Pakistan has reportedly leased GB reportedly to China for 50 years…
We may pray for a strong China and Pakistan but China-Pakistan will lose no opportunity to dismember India. Significantly, Zhan Loe’s article recommending China should splinter India into 20-30 parts, was published in the Journal of the Institute of Strategic Studies that has Chinese government backing. Chinese policy towards India has been no holds barred despite the facade; safeguarding Azhar Masood of JeM from being labeled a terrorist, objecting to the ADB loan to Arunachal, flooding fake currency into India, supplying arms to insurgent groups in India and permitting insurgent camps in Chinese territory. Asymmetric strategies have been crafted with great care. Pakistan is a willing ally with convergence of aims to downsize India. Despite the new Pakistani Army Chief, the military-ISI combine will likely continue to rule the roost.
There is significant Chinese presence in Nepal including PLA in Northern Nepal under the garb of development projects. China has also been known to be training Naga, Mizo and other North-East insurgents in the Paoshan area of Southern China in addition to ULFA bases and training camps in Chinese territory. China has armed the United Wa State Army (UWSA) controlling the ‘golden triangle in Myanmar with missile-fitted helicopters making it the most potent terrorist organisation in the region, far more powerful than the LTTE. This has the potential to create grave instability in India’s neighbourhood.’
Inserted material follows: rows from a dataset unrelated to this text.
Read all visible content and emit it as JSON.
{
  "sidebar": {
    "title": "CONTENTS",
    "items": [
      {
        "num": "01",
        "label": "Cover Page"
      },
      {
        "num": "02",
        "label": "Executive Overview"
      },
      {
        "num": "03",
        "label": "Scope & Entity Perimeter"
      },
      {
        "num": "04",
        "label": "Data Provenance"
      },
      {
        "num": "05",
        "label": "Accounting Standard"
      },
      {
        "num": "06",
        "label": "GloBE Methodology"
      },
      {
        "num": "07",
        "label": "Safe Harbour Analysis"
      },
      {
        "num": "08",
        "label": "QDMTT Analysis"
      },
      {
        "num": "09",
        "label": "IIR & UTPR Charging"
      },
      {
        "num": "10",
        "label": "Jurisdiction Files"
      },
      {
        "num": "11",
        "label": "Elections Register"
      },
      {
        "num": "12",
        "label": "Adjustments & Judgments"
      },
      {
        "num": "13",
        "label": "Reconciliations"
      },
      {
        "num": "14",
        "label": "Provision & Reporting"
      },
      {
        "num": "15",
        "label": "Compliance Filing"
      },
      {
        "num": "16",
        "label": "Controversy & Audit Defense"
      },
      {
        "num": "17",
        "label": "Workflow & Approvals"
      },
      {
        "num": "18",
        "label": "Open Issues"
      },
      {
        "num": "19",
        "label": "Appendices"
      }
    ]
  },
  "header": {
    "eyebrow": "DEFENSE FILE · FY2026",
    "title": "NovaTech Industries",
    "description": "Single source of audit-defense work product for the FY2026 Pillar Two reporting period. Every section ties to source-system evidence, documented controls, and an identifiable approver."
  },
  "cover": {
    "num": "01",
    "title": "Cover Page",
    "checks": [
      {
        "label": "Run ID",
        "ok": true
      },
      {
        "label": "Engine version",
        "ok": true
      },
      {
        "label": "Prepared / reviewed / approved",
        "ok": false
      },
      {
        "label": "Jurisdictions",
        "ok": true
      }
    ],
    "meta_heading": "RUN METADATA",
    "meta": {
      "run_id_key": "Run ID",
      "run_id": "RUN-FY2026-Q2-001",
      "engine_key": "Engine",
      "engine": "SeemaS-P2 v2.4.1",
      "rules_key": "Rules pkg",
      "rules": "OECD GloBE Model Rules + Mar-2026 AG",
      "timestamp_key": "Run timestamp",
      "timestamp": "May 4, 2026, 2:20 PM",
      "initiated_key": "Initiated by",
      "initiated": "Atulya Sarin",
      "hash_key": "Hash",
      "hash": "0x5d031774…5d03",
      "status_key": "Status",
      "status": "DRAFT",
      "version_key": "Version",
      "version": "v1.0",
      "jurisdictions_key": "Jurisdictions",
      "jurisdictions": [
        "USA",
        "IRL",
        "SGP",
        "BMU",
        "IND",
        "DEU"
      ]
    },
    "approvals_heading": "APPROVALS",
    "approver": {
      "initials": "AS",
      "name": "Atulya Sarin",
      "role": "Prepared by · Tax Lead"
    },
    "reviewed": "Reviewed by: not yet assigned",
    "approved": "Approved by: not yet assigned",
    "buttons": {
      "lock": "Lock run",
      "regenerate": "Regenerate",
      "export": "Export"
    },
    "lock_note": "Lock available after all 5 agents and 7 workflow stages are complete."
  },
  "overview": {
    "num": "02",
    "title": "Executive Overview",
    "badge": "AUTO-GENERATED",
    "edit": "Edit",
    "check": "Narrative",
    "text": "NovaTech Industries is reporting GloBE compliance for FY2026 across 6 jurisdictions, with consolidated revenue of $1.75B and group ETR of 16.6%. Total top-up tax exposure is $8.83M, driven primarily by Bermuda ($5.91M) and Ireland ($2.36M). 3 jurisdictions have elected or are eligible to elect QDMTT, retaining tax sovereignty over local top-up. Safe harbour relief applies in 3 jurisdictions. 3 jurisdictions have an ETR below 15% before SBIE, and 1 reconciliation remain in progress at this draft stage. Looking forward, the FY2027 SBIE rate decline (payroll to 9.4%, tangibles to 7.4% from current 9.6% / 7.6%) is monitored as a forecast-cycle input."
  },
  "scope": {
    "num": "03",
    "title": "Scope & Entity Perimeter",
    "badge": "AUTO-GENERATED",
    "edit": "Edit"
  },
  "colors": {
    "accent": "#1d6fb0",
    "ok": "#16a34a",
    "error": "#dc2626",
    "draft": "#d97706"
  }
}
China has been showing maps of Tibet’s 4,056-kilometre border with India reduced by 2,000 kilometres and Jammu & Kashmir as part of China. Peppered with questions on the map showing Arunachal Pradesh, which China claims as part of its sovereign territory called Zhangnan or South Tibet, and Ladakh in China and Kashmir in Pakistan, Zhang Yan, the erstwhile Chinese Ambassador to India had the audacity to tell an Indian journalist to shut up.